Lang and colleagues conducted a randomized controlled trial on 241 patients undergoing surgery to the arteries, veins or kidneys. Three test treatments were compared: self-hypnosis relaxation, attention control and standard care. Approximately 80 patients were randomly assigned to each of these groups and a match was made for disease severity.

The surgery was performed under local anesthesia – patients were given Midazolam, which leaves them awake but sedated.

Standard treatment was as normal care.

The special attention control conditions meant that an additional member of the surgical team paid special attention to the patient’s needs, providing the feeling of control and quick response to patients’ requests.

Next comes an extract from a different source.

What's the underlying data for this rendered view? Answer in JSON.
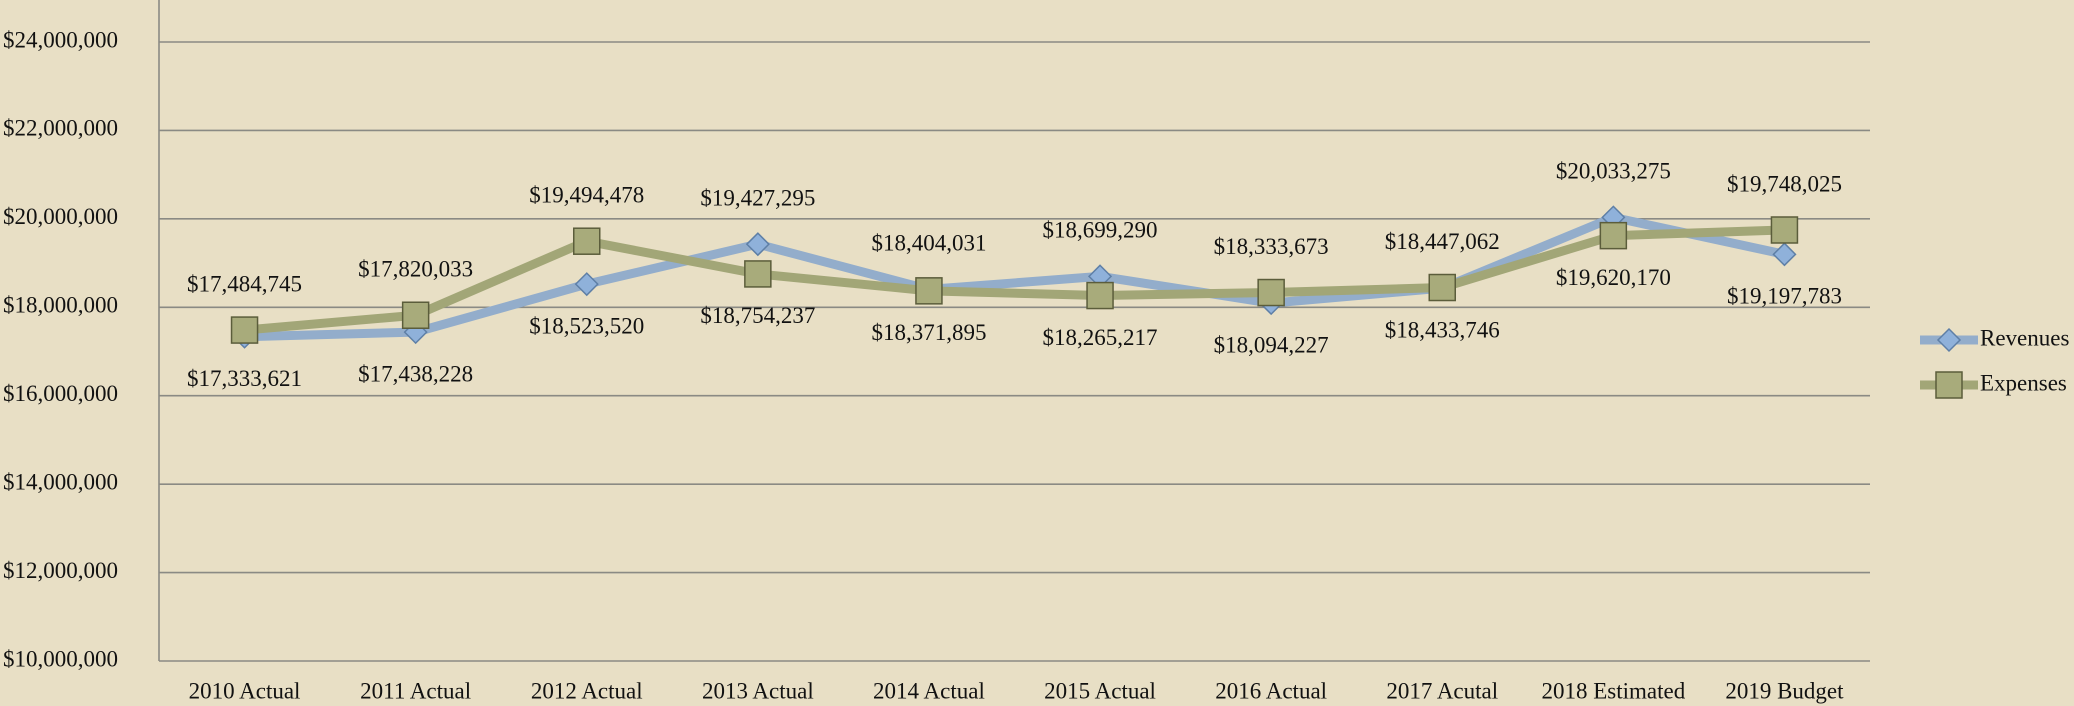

The hypnotic condition meant that there was an additional member of the surgical team, and this additional member’s role was to provide extra attention, thereby alleviating a state of control, and additionally administering rapid hypnotic inductions – suggestions for a sense of floating and encouraging the patient to use their own developed imagery.

Pain, anxiety and drugs in use were assessed.

Surgery patients had access to a “patient controlled analgesia” device that delivered pain medication at the touch of a button – the amount delivered was recorded.

These graphs show the average pain and anxiety scores reported by patients in each of the three groups at the time of surgery.

The time taken to complete the procedure was significantly shorter in the hypnosis group compared to the standard treatment group with the extra attention between the groups.

Patients in the extra attention and standard care groups reported that their pain got steadily worse when the procedure started, but compared to patients in the hypnosis group, they continued to remain relatively pain-free over the same period.

Patients in the hypnosis and attention group requested and received approximately half the amount of pain medication that patients in the standard care group received.

Montgomery, Bovbjerg, Schnur et al (2007)

Montgomery and colleagues conducted a randomized controlled trial with a group of 200 women undergoing breast cancer surgery (biopsy or lumpectomy). montgomery2007

Patients were randomly assigned to a hypnosis group or an empathic listening group.

The hypnosis group received a 15-minute hypnosis session conducted by a psychologist in the hour before surgery (suggestions were given for relaxation, peace and reduced pain, nausea and fatigue), and the empathic listening group received a 15-minute unsupervised listening session with a psychologist before surgery (patients led the conversation and psychologist provided supportive/empathic comments).

Patients in the hypnosis group experienced significantly less pain, nausea, fatigue, discomfort and emotional disturbances, as can be seen in the graph above (data taken from the original paper).

Of six drugs (analgesics and tranquilizers) given to the patients during and after surgery, the hypnosis group patients needed significantly less than two of them and the same amounts as the others.

The authors measured the amount of time patients spent in the operating room and medication costs and determined that the total cost for patients in the hypnosis group was $17334, versus $24334 per patient in the attention group.

These figures demonstrate the cost-effectiveness of a brief pre-surgical hypnosis intervention.